After reshuffling the content to respond to new time constraints and the unique aspects of online instruction, LE led teachers, ACLs, and Academic Planning Facilitators through an optional virtual cycle that wrapped just days before the school year ended. Even in such unfamiliar conditions, roughly 80 to 90 percent of teachers attended the sessions each week. Teachers gave the sessions positive feedback, a big win for the first-time process.

It’s difficult to work on the structural shifts that build a better school system while responding to urgent needs of the moment. By doubling down on professional learning, City Schools is seeing success with both. Here are key takeaways that are worth carrying forward.

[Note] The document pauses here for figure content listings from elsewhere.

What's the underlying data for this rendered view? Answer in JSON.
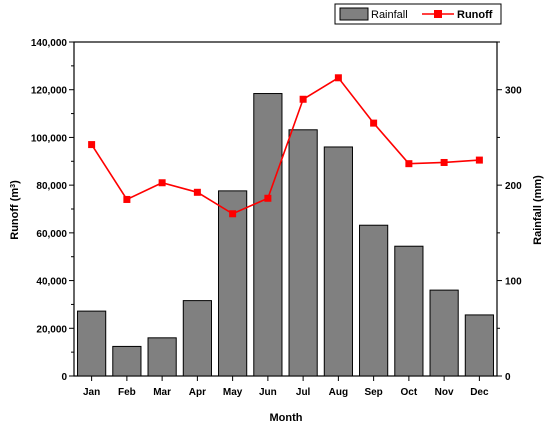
{
  "chart_data": {
    "type": "bar",
    "categories": [
      "Jan",
      "Feb",
      "Mar",
      "Apr",
      "May",
      "Jun",
      "Jul",
      "Aug",
      "Sep",
      "Oct",
      "Nov",
      "Dec"
    ],
    "series": [
      {
        "name": "Rainfall",
        "type": "bar",
        "axis": "right",
        "color": "#808080",
        "values": [
          68,
          31,
          40,
          79,
          194,
          296,
          258,
          240,
          158,
          136,
          90,
          64
        ]
      },
      {
        "name": "Runoff",
        "type": "line",
        "axis": "left",
        "color": "#ff0000",
        "values": [
          97000,
          74000,
          81000,
          77000,
          68000,
          74500,
          116000,
          125000,
          106000,
          89000,
          89500,
          90500
        ]
      }
    ],
    "xlabel": "Month",
    "ylabel_left": "Runoff (m",
    "ylabel_left_sup": "3",
    "ylabel_left_close": ")",
    "ylabel_right": "Rainfall (mm)",
    "ylim_left": [
      0,
      140000
    ],
    "ylim_right": [
      0,
      350
    ],
    "yticks_left": [
      "0",
      "20,000",
      "40,000",
      "60,000",
      "80,000",
      "100,000",
      "120,000",
      "140,000"
    ],
    "yticks_right": [
      "0",
      "100",
      "200",
      "300"
    ],
    "legend_position": "top-right",
    "grid": false
  }
}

  1. Virtual learning spaces break down walls and expand perspective. The virtual cycle has given teachers a rare opportunity to collaborate across schools. Principals in particular have participated in joint learning walks, where they might virtually observe a classroom, debrief as a group, and then hop to a classroom in a different school, repeating the process as many as ten times in an hour. That cross-school collaboration encourages innovation and alignment on what great teaching looks like–it’s a structure City Schools will carry forward from this year.
  2. Virtual learning spaces can shorten linear professional learning structures, change practices in classrooms faster. While time and space limitations previously meant that ACLs would collaborate closely with LE instructional coaches and then cascade that knowledge to their teacher teams, virtual spaces allowed interested teachers to learn alongside ACLs.
  3. A strong, shared curriculum anchors teachers when things get stormy. All City Schools math teachers use the Eureka curriculum, meaning less time was spent scrambling to adjust lesson plans and more time was spent co-learning and resource sharing. A shared curriculum creates alignment and opportunities for collaboration even when class goes digital.

Of course, there have been challenges along the way. While City Schools educators have owned their learning, even virtual structures can’t add more hours to a day. Mental and emotional capacity need to be balanced and assessed on a day-by-day basis. To build trust and connection, learning cycle sessions always start with an opening activity grounded in social-emotional learning principles, something teachers can also bring into their classrooms to use with students.

The classroom can feel isolating in the best of times, let alone in a pandemic. While some elements of collaboration and community can’t be recreated in virtual spaces, they can deprivatize teacher practice to get to a commonly held vision for excellence and equity. By leaning into the few opportunities virtual spaces offer teachers in the short term, schools can make strides toward long-term transformation.